Он совершенно не думал, что подведет взявшего за всех них ответственность Таирова. Сквозь вагонную стенку он уже видел жадные глаза импресарио, подсовывающих контракты к самому его лицу. С той стороны, по ходу поезда еще бил в стенку промозглый российский ветер, а он уже дремал, боясь выронить эти бумаги из рук.
«Черт возьми, — ворочался Ценин, — хотел бы я заглянуть им в мозги. О чем там думают эти мои товарищи? Сейчас уже точно обнаружится, кто из них еврей, кто маскируется. Конечно же у Таирова ничего не поймешь, он — хитрый, но Алиса вся как на ладони. Я — чайка, я — чайка! Лежит, небось, рядом с директором и воображает себя Сарой Бернар. Может, она и жила всю жизнь на свете ради этих гастролей, а нас всех за собой тащат Алису показывать. Такая сильная труппа, такие бабы, а слышишь только — Алиса, Алиса!»

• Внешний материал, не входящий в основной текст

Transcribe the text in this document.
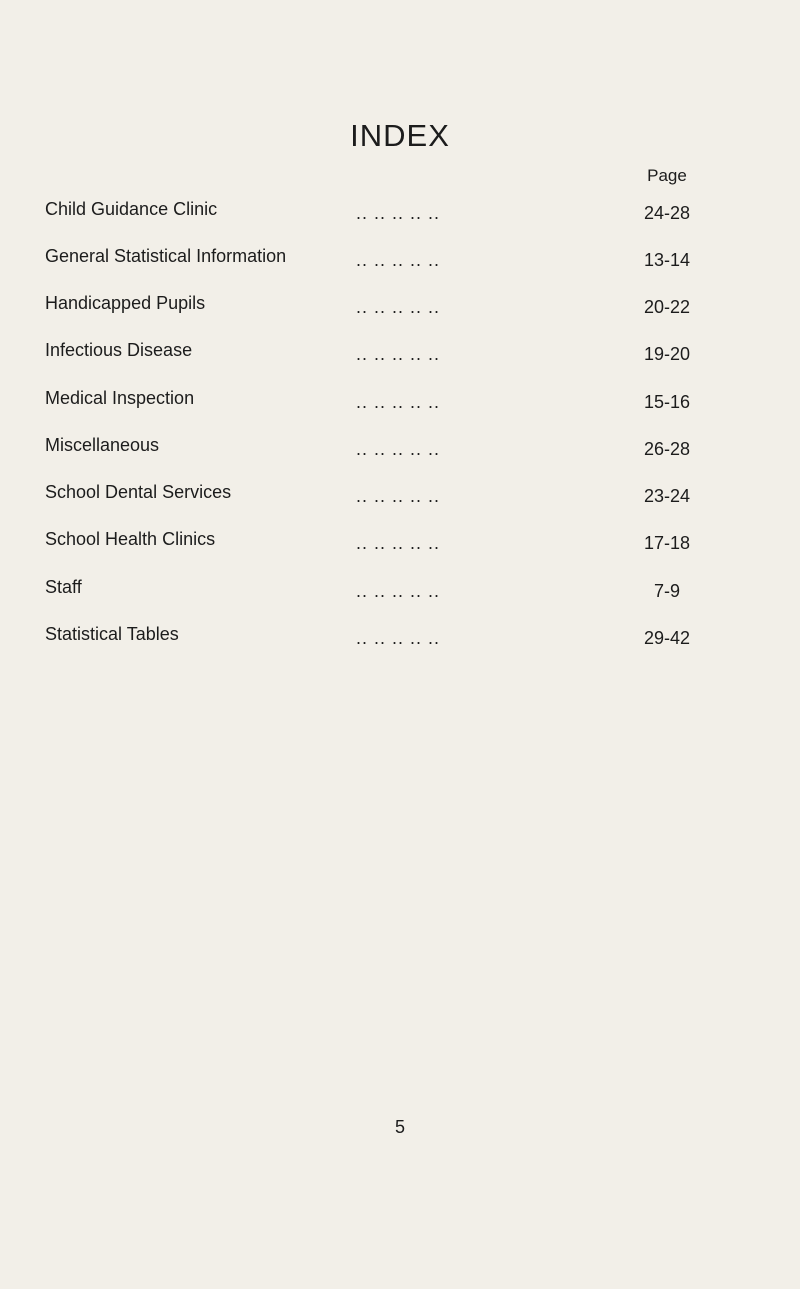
INDEX

Page

Child Guidance Clinic	.. .. .. .. ..	24-28
General Statistical Information	.. .. .. .. ..	13-14
Handicapped Pupils	.. .. .. .. ..	20-22
Infectious Disease	.. .. .. .. ..	19-20
Medical Inspection	.. .. .. .. ..	15-16
Miscellaneous	.. .. .. .. ..	26-28
School Dental Services	.. .. .. .. ..	23-24
School Health Clinics	.. .. .. .. ..	17-18
Staff	.. .. .. .. ..	7-9
Statistical Tables	.. .. .. .. ..	29-42

5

Бабы, как их обозвал Сергей Сергеевич, меньше всего походили на баб. Они все еще стояли в коридоре, несмотря на вкрадчивые просьбы проводника разойтись, стояли то спиной к окнам, то лицом, не зная, куда себя деть от прибывающего с каждой минутой волнения. Ах, сколько бы сейчас актрис других театров захотело оказаться на их месте — Париж, Париж!
— Представляешь, как обзавидовалась Верка Пашенная? — спросила Уварова Бояджиеву. — А все говорила: «Камерный, Камерный — кому вы нужны?» А оказалось, нужны, еще как нужны, вот их Малый никому не нужен, кто его пригласит, а мы, Камерный, нужны!
— Александр Яковлевич — святой, — почти всхлипывала от любви к Таирову Бояджиева. — Как ты думаешь — святой?
— Истинный Бог, святой, — подтвердила Уварова. — И Алиса не такая плохая, как я часто на нее грешу. Просто ей ни до кого нет дела, а и в самом деле, чего ей на нас, дур, внимание обращать?
Спендиарова молчала, и наблюдательному человеку можно было подглядеть на ее лице только одну кроткую мысль — хоть бы один раз сыграть «Жирофле», а ведь не даст Алиса Георгиевна, не даст, неутомимая, ей только бы играть, одна надежда — заболеет. Что это я несу?
И Спендиарова незаметно для всех перекрестилась.
Юдина мучилась, стоя рядом, боясь рассказать, сколько для этих гастролей сделал ее муж Леонид Коренблит, крупный работник ОГПУ, младший брат Таирова, но ей нельзя было — ни труппа, ни Алиса почему-то ее не жаловали.